UDA gangsters shouldn’t have it all their own way

By Susan McKay (for the Irish News)

There was a moment of bleak hilarity in a documentary the BBC made a few years ago about the UDA, when a furious woman vented her indignation against the hard men of the faction which had shot into her home in a bid to kill her husband. “Youse have shot the chihuahua, youse bastards,” she said.

It came to mind this weekend, with reports of a new ‘crisis’ in the UDA over the threat by the SDLP’s minister for social development, Margaret Ritchie, to withdraw the money her direct-rule predecessor gave the UDA in yet another bid to wean it away from its guns. The verb is apt. Expect much bawling from these babies.

The minister’s harsh words are said to have shocked the sensitive souls of the UDA’s ‘inner council’, at a time when they were already upset because one of the former ‘brigadiers’ had been seen to shake hands with a former IRA man.

“You know many people probably thought something like this would happen but it’s it actually happening that threw them,” one of them told a journalist. “It’s hard to explain.”

Evidently so. The drama of this handshake might, the distraught source went on, might have so ‘spooked’ people that they had started putting up Ulster ‘independence’ flags in Ballymena, in the territory of ‘the Mexican’, as the local ‘brigadier’ is styled.

Meanwhile, another news report gave details of a falling-out in Rathcoole which led to a young man being beaten up while his home was wrecked.

A spokesman for the ‘inner council’ spoke of the need for the “regime of terror” in the area to be dismantled so that the “good guys” can regain control.

It is quite obvious that, apart from everything else, these people are just far too emotionally unstable to be in charge of lethal weapons. There is no need for us to listen to any more tiresome blather about what differentiates the ‘good guys’ from the ‘bad guys’.

Rule of thumb - ‘good guys’ get to play golf with Martin McAleese and he gives them grants to paint nice pictures on gable walls to replace the nasty ones they put there before.

Speaking of the president’s husband, the SDLP does not like to speak ill of the saintly dentist but the truth is he has a lot to answer for in regard to the dishing out of lollypops to the ‘good guys’ of the UDA. His initiative was misguided and naive and based on the same principles as the one Ritchie is now opposing.

Ritchie has spoken out bravely and it is great to see one of the few women on the executive being the first to do so.

“If this funding is to continue, then the UDA will have to decommission their arsenal,” she said.

She said that she was demanding this as the minister responsible for delivering the money and that the public was also demanding it.

She is right that there was no popular support for the grant but it remains to be seen if she will be able to carry out her threat.
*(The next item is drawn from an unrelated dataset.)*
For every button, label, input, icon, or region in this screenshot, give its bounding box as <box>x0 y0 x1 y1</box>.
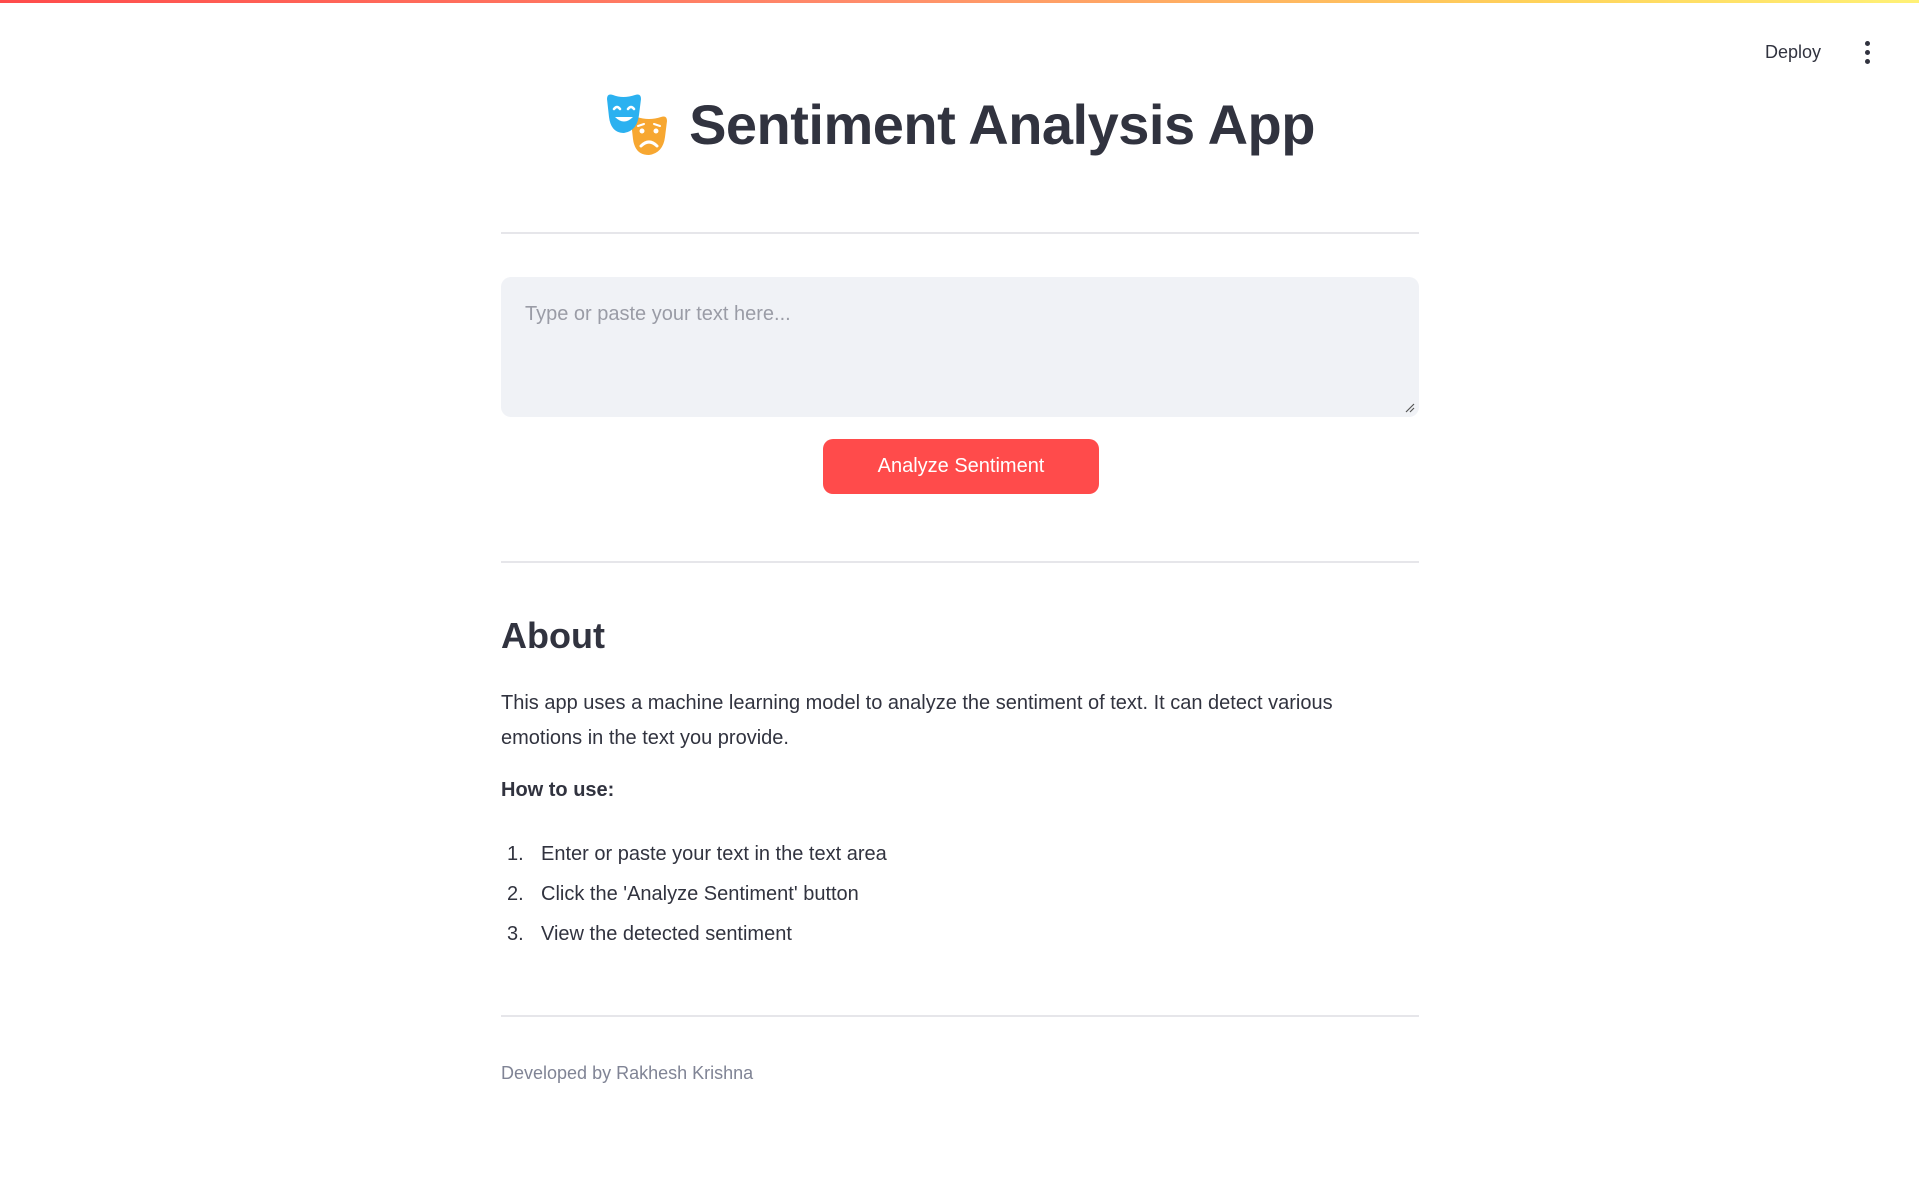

The contract for the three-year project to transform UDA men into community leaders has already been signed and #1.2 million has been committed.

The UDA said all along that decommissioning its weapons wasn’t even being considered.

“I am deeply concerned about this. I inherited it - I wouldn’t have done it,” she said yesterday.

All she can do is to scrutinise the contract and, if she can’t find a legal loophole, insist on a rigorous process of evaluation.

She said she is currently consulting the PSNI, the Community Relations Council, the Independent Monitoring Commission and Farset, the organisation which has undertaken the weaning, and that she will bring her findings to the executive.

Yes, the UDA must transform. We don’t need a band of paramilitary killers and we could do without drug dealing, pimping and extortion too.

It is safe to say that the UDA will make far more than #1.2 million on these activities over the next three years.

It won’t willingly hand over its guns to save this project.

In the world of community development, decent pay and three-year contracts are rare, even for highly skilled, well-trained staff who have given years of committed service. They work for low pay on short-term contracts within communities ruined by decades of conflict and gangsterism. Why should the UDA have it both ways?